Track Intermediate Gradient within Module

ludwigwinkler · July 3, 2019, 9:27pm

Hi everybody,

I want to track intermediate gradients in the computational graph.

There have been related questions on this as in

Yet the solution to both problems were applied to fairly simple and straight forward computation graphs.

I’m interested in wrapping the tracking of the intermediate gradients in an optimizer class such that I collect the intermediate non-leaf gradients and process them with more complicated preconditioning methods in the fancy_optim.step() function.

Down below is a minimum working example in which I want to store the gradients of the class variable self.intermediate gradient.

The tracking of parameters is relatively straight forward and I’m aware that the two matrix multiplies can be combined to one.

Is there some way to save the intermediate gradients in an optimizer class through hooks?
Or maybe some other way to track intermediate gradients through the optimizer class?

PS: Is my understanding correct that the self.state variable in the optimizer class stores all relevant values for the optimization of the parameters?

import torch
import torch.nn.functional as F

class ExampleLayer(torch.nn.Module):

	def __init__(self, _dim_input, _dim_intermediate, _dim_output):

		super().__init__()

		self.matrix1 = torch.nn.Parameter(torch.randn(_dim_input, _dim_intermediate))

		# I want to store and track these gradients
		self.intermediate_gradient = torch.randn(_dim_input, _dim_output).requires_grad_()

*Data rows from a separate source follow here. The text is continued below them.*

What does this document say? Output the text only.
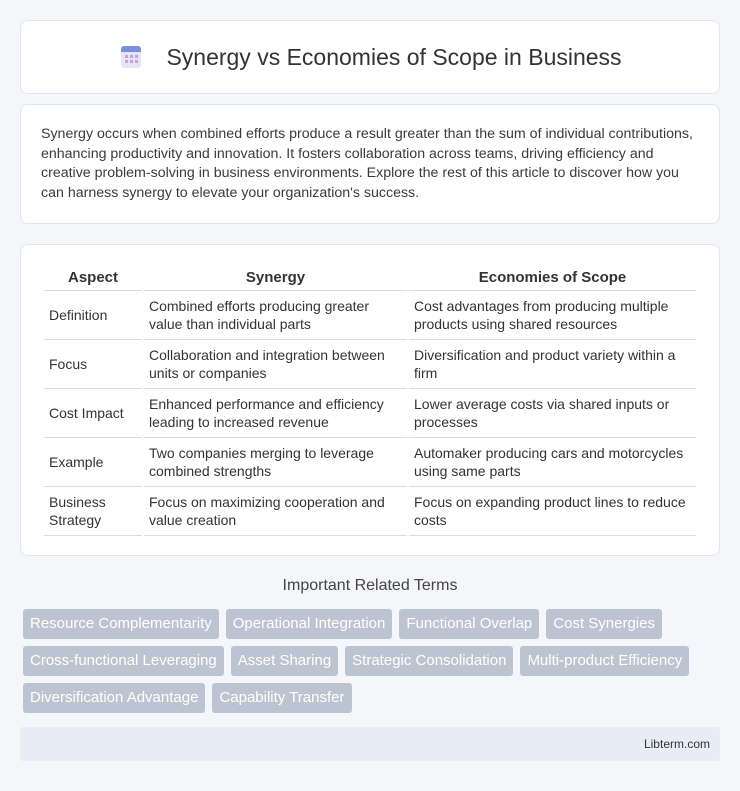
Synergy vs Economies of Scope in Business

Synergy occurs when combined efforts produce a result greater than the sum of individual contributions, enhancing productivity and innovation. It fosters collaboration across teams, driving efficiency and creative problem-solving in business environments. Explore the rest of this article to discover how you can harness synergy to elevate your organization's success.

Aspect	Synergy	Economies of Scope
Definition	Combined efforts producing greater value than individual parts	Cost advantages from producing multiple products using shared resources
Focus	Collaboration and integration between units or companies	Diversification and product variety within a firm
Cost Impact	Enhanced performance and efficiency leading to increased revenue	Lower average costs via shared inputs or processes
Example	Two companies merging to leverage combined strengths	Automaker producing cars and motorcycles using same parts
Business Strategy	Focus on maximizing cooperation and value creation	Focus on expanding product lines to reduce costs
Important Related Terms
Resource Complementarity	Operational Integration	Functional Overlap	Cost Synergies
Cross-functional Leveraging	Asset Sharing	Strategic Consolidation	Multi-product Efficiency
Diversification Advantage	Capability Transfer
Libterm.com
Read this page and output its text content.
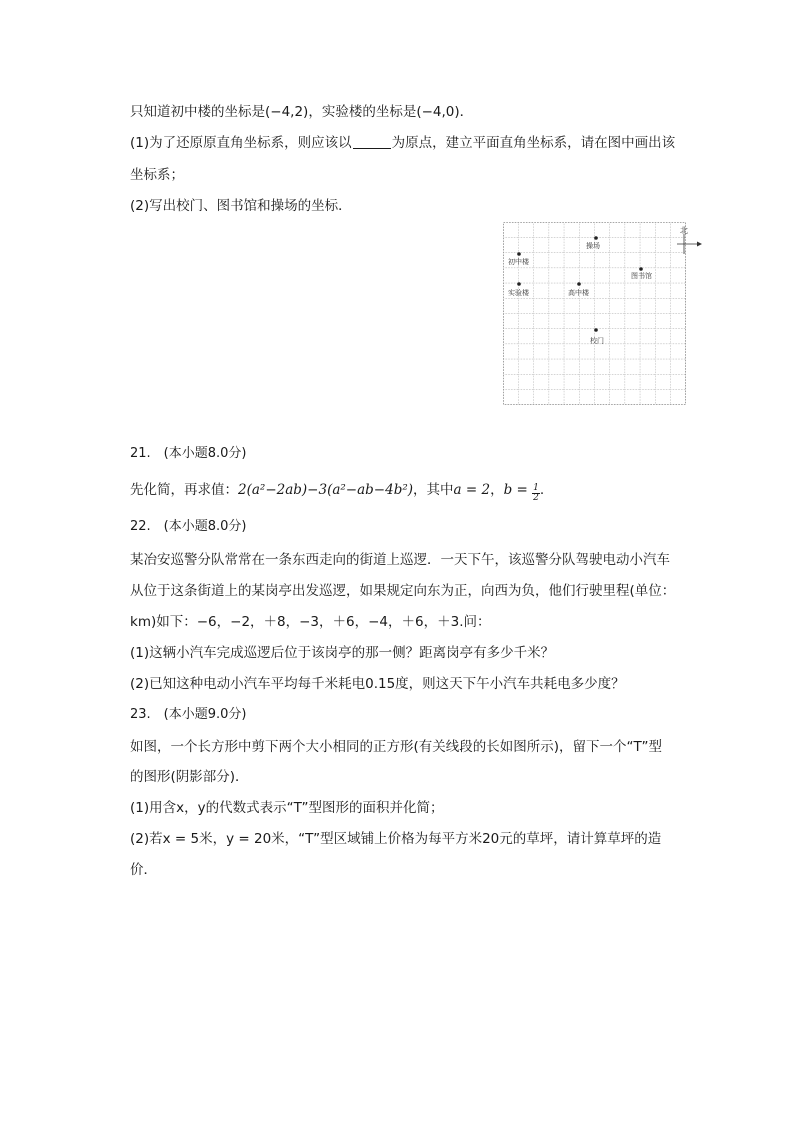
只知道初中楼的坐标是(−4,2)，实验楼的坐标是(−4,0)．
(1)为了还原原直角坐标系，则应该以	为原点，建立平面直角坐标系，请在图中画出该
坐标系；
(2)写出校门、图书馆和操场的坐标．
北
操场
初中楼
图书馆
实验楼	高中楼
校门
21.　(本小题8.0分)
先化简，再求值：2(a²−2ab)−3(a²−ab−4b²)，其中a = 2，$b = \frac{1}{2}$ .
22.　(本小题8.0分)
某冶安巡警分队常常在一条东西走向的街道上巡逻．一天下午，该巡警分队驾驶电动小汽车
从位于这条街道上的某岗亭出发巡逻，如果规定向东为正，向西为负，他们行驶里程(单位：
km)如下：−6，−2，＋8，−3，＋6，−4，＋6，＋3.问：
(1)这辆小汽车完成巡逻后位于该岗亭的那一侧？距离岗亭有多少千米？
(2)已知这种电动小汽车平均每千米耗电0.15度，则这天下午小汽车共耗电多少度？
23.　(本小题9.0分)
如图，一个长方形中剪下两个大小相同的正方形(有关线段的长如图所示)，留下一个“T”型
的图形(阴影部分)．
(1)用含x，y的代数式表示“T”型图形的面积并化简；
(2)若x = 5米，y = 20米，“T”型区域铺上价格为每平方米20元的草坪，请计算草坪的造
价．
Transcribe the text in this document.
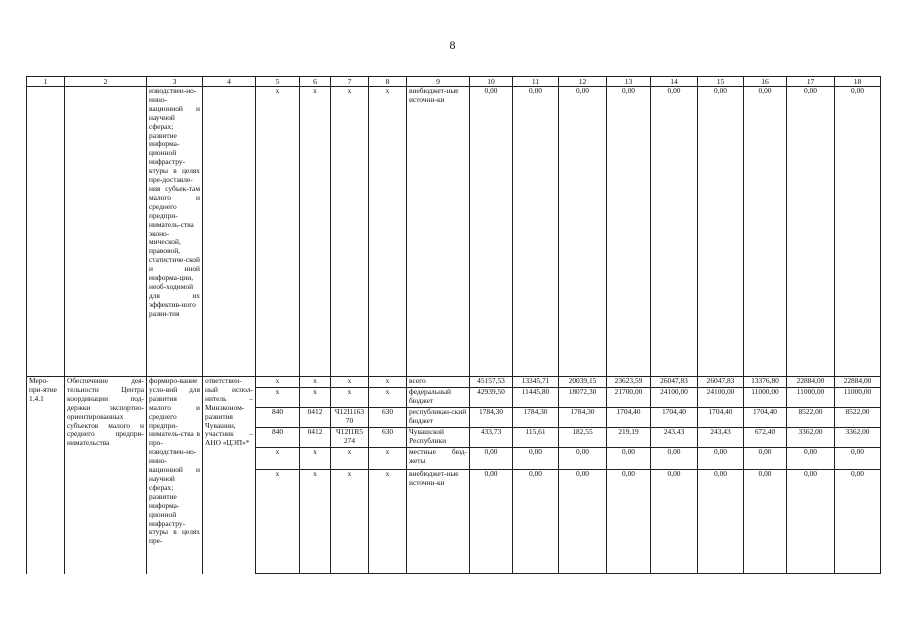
8
1	2	3	4	5	6	7	8	9	10	11	12	13	14	15	16	17	18
		изводствен-но-инно-вационной и научной сферах; развитие информа-ционной инфрастру-ктуры в целях пре-доставле-ния субъек-там малого и среднего предпри-ниматель-ства эконо-мической, правовой, статистиче-ской и иной информа-ции, необ-ходимой для их эффектив-ного разви-тия		x	x	x	x	внебюджет-ные источни-ки	0,00	0,00	0,00	0,00	0,00	0,00	0,00	0,00	0,00
Меро-при-ятие 1.4.1	Обеспечение дея-тельности Центра координации под-держки экспортно-ориентированных субъектов малого и среднего предпри-нимательства	формиро-вание усло-вий для развития малого и среднего предпри-ниматель-ства в про-изводствен-но-инно-вационной и научной сферах; развитие информа-ционной инфрастру-ктуры в целях пре-	ответствен-ный испол-нитель – Минэконом-развития Чувашии, участник – АНО «ЦЭП»*	x	x	x	x	всего	45157,53	13345,71	20039,15	23623,59	26047,83	26047,83	13376,80	22884,00	22884,00
				x	x	x	x	федеральный бюджет	42939,50	11445,80	18072,30	21700,00	24100,00	24100,00	11000,00	11000,00	11000,00
				840	0412	Ч12I1163 70	630	республикан-ский бюджет	1784,30	1784,30	1784,30	1704,40	1704,40	1704,40	1704,40	8522,00	8522,00
				840	0412	Ч12I1R5 274	630	Чувашской Республики	433,73	115,61	182,55	219,19	243,43	243,43	672,40	3362,00	3362,00
				x	x	x	x	местные бюд-жеты	0,00	0,00	0,00	0,00	0,00	0,00	0,00	0,00	0,00
				x	x	x	x	внебюджет-ные источни-ки	0,00	0,00	0,00	0,00	0,00	0,00	0,00	0,00	0,00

		# But only this and matrix1 are parameters
		self.matrix2 = torch.nn.Parameter(torch.randn(_dim_intermediate, _dim_output))

	def forward(self, _input: torch.Tensor):

		out = torch.mm(_input, self.matrix1)

		self.intermediate_gradient = torch.mm(out, self.matrix2)
		self.intermediate_gradient.retain_grad()

		return self.intermediate_gradient

dim_input = 21
dim_intermediate = 11
dim_output = 31

x = torch.randn(100, dim_input) # Batch size of 100

layer = ExampleLayer(dim_input, dim_intermediate, dim_output)
optim = torch.optim.Adam(layer.parameters())

saved_grads = []

def save_grad():

	def savegrad_hook(grad):
		print('inside savegrad_hook')
		saved_grads.append(grad)
	print('inside function save_grad')
	return savegrad_hook

layer.intermediate_gradient.register_hook(save_grad())

for epoch in range(3):
	out = layer(x)
	F.mse_loss(out, torch.ones_like(out)).backward()

	print(layer.intermediate_gradient.grad)

print(saved_grads)

# print(layer.intermediate_gradient.grad)

Thanks!

ludwigwinkler · July 4, 2019, 1:58pm

Okay, I was able to solve the problem by realizing that the register_hook command for non-leaf nodes has to be placed precisely between forward and backward pass.

In comparison the register_forward_hook and register_backward_hook can be initialized before the forward pass.

While it makes a lot of sense in hindsight, maybe it could be noted in the docs?